Alcuni brani dell’album raccontano proprio vicende di quelle tradizioni. Ad esempio, nel brano ‘Somà’, narro la storia di un jinn (spirito sovrumano) del deserto di origine preislamica, chiamato Soma Souleymane. Questo essere spirituale decise di seguire i devoti di una piccola etnia maliana, che in tempo coloniale emigrò verso l’oceano, in Senegal. Con l’aiuto di suoni digitali ho cercato di ricreare quell’atmosfera, l’energia dell’entità come se fosse un Angelo Alieno poi, sul finale, appare una voce femminile ipnotica per suggellare il patto con il jinn benevolo, in segno di ringraziamento alle preghiere esaudite. Nella composizione ed esecuzione del brano, ho usato gli strumenti a suono indeterminato originari di quella tradizione: calebasse (tipo di zucca scavata ed essiccata) suonata nell’acqua, vari djembe con tonalità e stili specifici, dounumba e kenkenì. Così la danza si fonde con i tamburi, ricreando una meditazione del corpo.

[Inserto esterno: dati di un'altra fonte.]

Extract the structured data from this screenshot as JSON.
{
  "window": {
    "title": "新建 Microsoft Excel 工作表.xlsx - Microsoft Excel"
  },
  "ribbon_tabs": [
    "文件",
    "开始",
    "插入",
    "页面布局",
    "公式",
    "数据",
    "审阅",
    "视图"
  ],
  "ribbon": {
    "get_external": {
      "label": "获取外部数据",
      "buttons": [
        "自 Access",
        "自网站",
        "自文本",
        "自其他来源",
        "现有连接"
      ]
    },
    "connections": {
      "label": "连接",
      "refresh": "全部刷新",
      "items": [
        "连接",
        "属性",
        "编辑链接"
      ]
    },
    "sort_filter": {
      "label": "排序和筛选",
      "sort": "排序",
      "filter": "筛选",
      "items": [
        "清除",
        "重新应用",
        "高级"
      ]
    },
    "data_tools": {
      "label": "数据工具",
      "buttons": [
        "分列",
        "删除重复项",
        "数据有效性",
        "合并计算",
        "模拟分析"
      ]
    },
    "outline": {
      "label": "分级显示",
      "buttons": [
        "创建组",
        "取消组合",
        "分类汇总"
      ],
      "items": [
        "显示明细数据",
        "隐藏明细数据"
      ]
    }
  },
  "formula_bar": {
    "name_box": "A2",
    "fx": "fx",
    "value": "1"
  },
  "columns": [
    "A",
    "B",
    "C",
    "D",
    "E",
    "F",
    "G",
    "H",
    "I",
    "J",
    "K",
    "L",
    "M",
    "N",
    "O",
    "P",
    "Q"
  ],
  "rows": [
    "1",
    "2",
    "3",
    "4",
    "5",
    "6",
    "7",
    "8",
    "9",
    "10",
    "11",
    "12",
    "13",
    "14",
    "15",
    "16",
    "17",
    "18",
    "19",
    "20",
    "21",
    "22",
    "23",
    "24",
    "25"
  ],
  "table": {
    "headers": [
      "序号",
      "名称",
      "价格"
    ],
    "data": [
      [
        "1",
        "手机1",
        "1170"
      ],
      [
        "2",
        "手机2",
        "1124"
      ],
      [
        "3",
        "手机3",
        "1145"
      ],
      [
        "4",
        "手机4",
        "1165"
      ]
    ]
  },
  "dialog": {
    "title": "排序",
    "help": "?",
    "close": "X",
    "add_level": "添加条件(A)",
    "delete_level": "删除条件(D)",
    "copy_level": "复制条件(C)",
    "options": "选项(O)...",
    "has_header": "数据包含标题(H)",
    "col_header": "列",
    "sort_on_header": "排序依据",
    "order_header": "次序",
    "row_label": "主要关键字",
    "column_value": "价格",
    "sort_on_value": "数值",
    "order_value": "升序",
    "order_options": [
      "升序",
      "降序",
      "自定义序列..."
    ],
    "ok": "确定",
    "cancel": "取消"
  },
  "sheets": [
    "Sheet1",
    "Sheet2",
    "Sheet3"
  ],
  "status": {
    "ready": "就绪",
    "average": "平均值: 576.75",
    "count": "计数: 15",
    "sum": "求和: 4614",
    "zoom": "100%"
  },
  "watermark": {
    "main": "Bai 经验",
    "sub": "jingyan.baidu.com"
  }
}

Mentre in ‘Somà’ la parte ritmica suonata è fedele alla tradizione, in ‘Fa Ule’, brano diverso nello stile, la composizione è avvenuta basandomi esclusivamente sulle influenze del Nuovo Mondo, Cuba e Caraibi, dove ho vissuto per lunghi periodi. Arrivando in quella terra nel ’90, mi sono sorpreso nel vedere tratti somatici e influenze musicali tradizionali che avevo conosciuto anni prima in Africa, ed è stato naturale ricercare e trovare direttamente il filo conduttore di quella radice, che aveva viaggiato secoli prima dall’Africa, attraverso l’oceano, con la tratta degli schiavi. ‘Fa Ule’ racconta la leggerezza e anche la nostalgia di quel popolo, una chitarra classica flamenca diviene l’anello di congiunzione fra i due continenti.

Rapisco direttamente da una tua dichiarazione. L’uomo propone, la Musica dispone. Cosa significa nello specifico? Come va vissuta una simile dichiarazione?

La musica non si vede, non si tocca e non ha odore. Ottunde i sensi e annulla la ragione. ‘L’uomo propone, la musica dispone’ per me significa questo.

Quando avevo 17 anni vivevo dei periodi a Parigi e studiavo per diventare un batterista jazz poi, una sera, scendendo nel metro di Montparnasse, ho sentito i tamburi africani suonare…in quel momento c’è stata una vera e propria chiamata. L’anno dopo ero in Africa per ricercare il suono del djembe, che non ho mai più lasciato.

Posso partire da un’idea, da un progetto, ma quando la musica nasce spesso trova strade che non avrei previsto e mi conduce verso mete non per forza ricercate.

Nello specifico, secondo me, la musica con emozioni, sensazioni e stati d’animo, ci parla a diversi livelli…aiuta ad affrontare i nostri limiti e a riconoscere il nostro valore, come una bussola che indica la direzione per comunicare con il profondo di noi stessi.

Per concludere, potete immaginare una vita senza musica?